Immediately after crossing the line, Matt revealed that he had been waiting all year for a run performance like this. He ended that wait in some style, with a display founded on sustained brilliance.
He explained: “I mean if you look at the splits that I put out, I never really officially made a move, I just ran really steady, you know I had one bad mile in there, mile number 2 was a 5:17 but other than that my slowest mile was a 5:09 and my fastest was a 4:59, so I’m not great at converting that to kms but I think that’s like a 3:10-3:20 range.
“I had to bump it up in the last km, or maybe the last km and a half, on the back stretch, just wasn’t making up much time on to George. That was the only real hard decision to make, do I play it safe and run for third or do I really try to make the move and go for second?
“You know I’d just come so far in the race and just kind of made the decision, I had nothing to lose and everything to gain.”
Goodwin’s breakout day
Just behind Matt at the finish was Britain’s George Goodwin, who also came from off the pace to snatch third. His performance drew high praise.
“George had a fantastic day, definitely a breakout performance for him,” said Matt.
“He actually came out of the swim with me and dropped me in transition on the bike and so he came off the bike quite a bit in front of me, so a little bit different.
“It shows again how a little bit of a different strategy can still play out so just it was a really important day to show how you have to execute a clean race and you know you can do that using your strengths, whether that is on the bike or in the run or in the water.”
The men’s pro race capped a fantastic festival weekend at the iconic Florida venue.
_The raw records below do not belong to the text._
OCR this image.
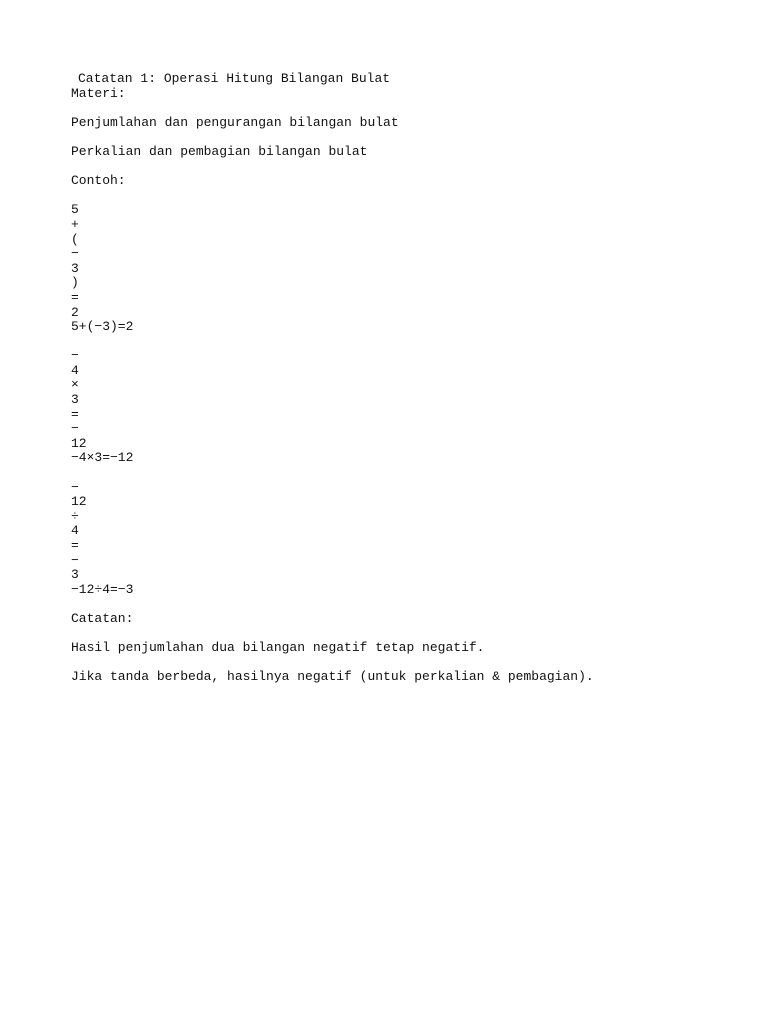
Catatan 1: Operasi Hitung Bilangan Bulat
Materi:
Penjumlahan dan pengurangan bilangan bulat
Perkalian dan pembagian bilangan bulat
Contoh:
5
+
(
−
3
)
=
2
5+(−3)=2
−
4
×
3
=
−
12
−4×3=−12
−
12
÷
4
=
−
3
−12÷4=−3
Catatan:
Hasil penjumlahan dua bilangan negatif tetap negatif.
Jika tanda berbeda, hasilnya negatif (untuk perkalian & pembagian).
Matt emphasised what events like this mean to the development of triathlon.
“I thought it was a really well-structured race weekend event and it made it a lot of fun. A lot of age groupers I talked to were really happy to be able to enjoy the men’s pro race as well, and the women’s pro race the next day. So I think all those things are really important for growing the sport and especially for growing us professionals.
“So often the age group triathletes don’t really know what’s going on with the pros because they are racing at the exact same time.”
All eyes on Collins Cup now
The next major milestone for the PTO is the Collins Cup, scheduled to take place at Samorin on May 22, 2021. Matt was ranked #17 in the PTO World Rankings heading into Daytona and is hoping for a subsequent boost.
“I think that I am obviously looking forward to the Collins Cup, I hope the weekend solidified my spot there on the start line.
“I hope that was good enough, we’ll see how the rankings unfold, but I think I should be up there.
“The Americans had a pretty good performance in Daytona, I think we have five in the top 20 or something like that so definitely bodes well for us, I think, so it’ll be fun.”
Despite a COVID-ravaged year, the sport of triathlon ended 2020 on a year on a high note with the drama in Daytona. The future appears bright, and Matt expects more giant leaps in 2021 and beyond.
“We can’t thank the PTO enough for helping us bring this sport forward and it’s really a good time to be a pro triathlete.
“You know I think if you’d asked us last year, we were like ‘you’re four or five years too late, it’s hard to get things going right now’. That’s not the case any more. It’s a really exciting time and I’m really excited to see what the next couple of years bring and how it’s going to change the triathlon landscape.”